Opened 7 years ago
Closed 7 years ago
#28128 closed Uncategorized (duplicate)
Fulltext search very slow with annotate(SearchVector)
Reported by: | Gavin Wahl | Owned by: | |
---|---|---|---|
Component: | contrib.postgres | Version: | 1.11 |
Severity: | Normal | Keywords: | |
Cc: | Triage Stage: | Unreviewed | |
Has patch: | no | Needs documentation: | no |
Needs tests: | no | Patch needs improvement: | no |
Easy pickings: | no | UI/UX: | no |
Description
I have this model:
class Bug(models.Model): # .. fields ... # This field is managed by Django, adding stuff to it that should be # included in the fulltext search. fulltext = models.TextField()
The Bug
table has many rows, so I need to add an index on the fulltext column for fulltext search:
CREATE INDEX ON buggy_bug USING GIN (to_tsvector('english'::regconfig, COALESCE("fulltext", '')));
Note that postgres requires the english
config argument to to_tsvector
for it be allowed to be used in an index.
Now, at query time, the expression Django uses must exactly match the expression in the functional index.

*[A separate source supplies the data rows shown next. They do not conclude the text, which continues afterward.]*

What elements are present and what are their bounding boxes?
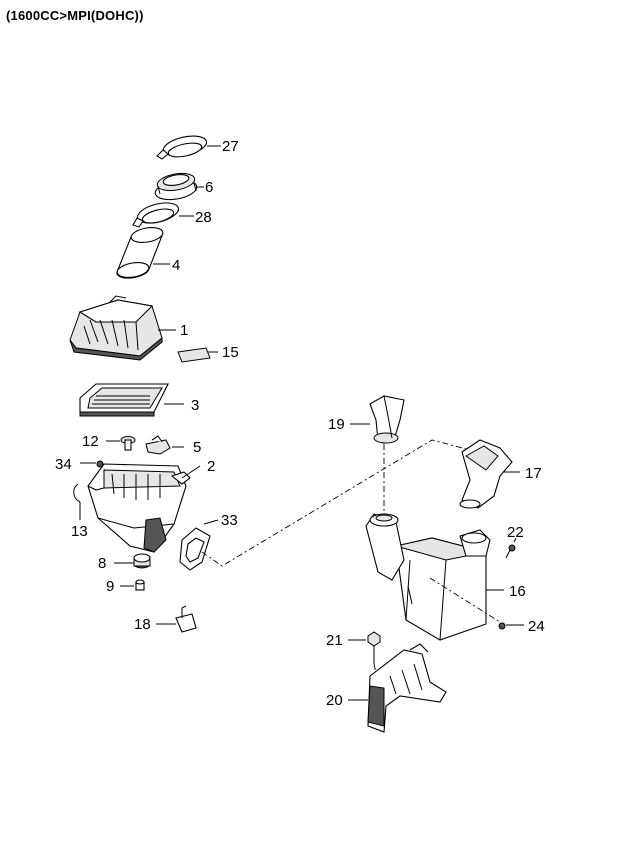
callout-33: 33 [221, 512, 238, 529]
part-18-mount-bracket[interactable] [175, 605, 197, 633]
callout-17: 17 [525, 465, 542, 482]
part-1-cleaner-cover[interactable] [69, 295, 163, 361]
callout-3: 3 [191, 397, 199, 414]
callout-9: 9 [106, 578, 114, 595]
callout-5: 5 [193, 439, 201, 456]
callout-4: 4 [172, 257, 180, 274]
part-27-clamp[interactable] [156, 133, 208, 160]
part-17-duct[interactable] [459, 439, 513, 509]
callout-28: 28 [195, 209, 212, 226]
diagram-title: (1600CC>MPI(DOHC)) [6, 8, 144, 23]
callout-34: 34 [55, 456, 72, 473]
callout-12: 12 [82, 433, 99, 450]
callout-8: 8 [98, 555, 106, 572]
part-22-bolt[interactable] [505, 544, 516, 559]
callout-2: 2 [207, 458, 215, 475]
callout-16: 16 [509, 583, 526, 600]
callout-22: 22 [507, 524, 524, 541]
callout-24: 24 [528, 618, 545, 635]
callout-19: 19 [328, 416, 345, 433]
part-21-bolt[interactable] [367, 631, 381, 664]
part-20-bracket[interactable] [367, 643, 447, 733]
part-28-clamp[interactable] [132, 199, 181, 228]
part-3-filter[interactable] [79, 383, 169, 417]
part-34-clip[interactable] [96, 460, 104, 468]
part-12-bolt[interactable] [120, 436, 136, 451]
part-4-intake-hose[interactable] [116, 225, 164, 279]
part-33-gasket[interactable] [179, 527, 211, 571]
part-15-label[interactable] [177, 347, 211, 363]
callout-18: 18 [134, 616, 151, 633]
callout-27: 27 [222, 138, 239, 155]
part-6-hose-connector[interactable] [154, 171, 198, 203]
part-8-grommet[interactable] [133, 553, 151, 569]
callout-20: 20 [326, 692, 343, 709]
part-13-hook[interactable] [73, 483, 81, 503]
part-9-bushing[interactable] [135, 579, 145, 591]
callout-21: 21 [326, 632, 343, 649]
part-2-cleaner-body[interactable] [87, 463, 191, 553]
callout-1: 1 [180, 322, 188, 339]
part-19-elbow-duct[interactable] [369, 395, 405, 444]
callout-6: 6 [205, 179, 213, 196]
callout-15: 15 [222, 344, 239, 361]
part-24-nut[interactable] [498, 622, 506, 630]
part-5-bracket[interactable] [145, 435, 171, 455]
callout-13: 13 [71, 523, 88, 540]
part-16-resonator[interactable] [365, 513, 491, 641]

By default, filter(fulltext__search='foo')
leaves out the config argument to to_tsvector
, so my index isn't used. The documentation shows us how to fix this, by annotating a search field:
Bug.objects.annotate( search=SearchVector('fulltext', config='english') ).filter( search='foo' )
Now the expressions match and the index is used. However, the query is still crazy slow. This is the query Django does:
SELECT "buggy_bug"."id", to_tsvector('english'::regconfig, COALESCE("buggy_bug"."fulltext", '')) AS "search" FROM "buggy_bug" WHERE to_tsvector('english'::regconfig, COALESCE("buggy_bug"."fulltext", '')) @@ (plainto_tsquery('english'::regconfig, 'foo')) = true;
Which takes 2500 milliseconds on my data, and EXPLAIN confirms it is using the index. With some playing around with it, I find that removing the annotated search column gives a huge speedup:
SELECT "buggy_bug"."id" FROM "buggy_bug" WHERE to_tsvector('english'::regconfig, COALESCE("buggy_bug"."fulltext", '')) @@ (plainto_tsquery('english'::regconfig, 'foo')) = true;
This query only takes 11 milliseconds.
What's the point of selecting the result of to_tsvector? We don't actually use it in Django, we just had to do it to specify the config to use for to_tsvector.
There needs to be a way to specify the config for to_tsvector in order to use an index without a huge slowdown.
I think this is a duplicate of #27719.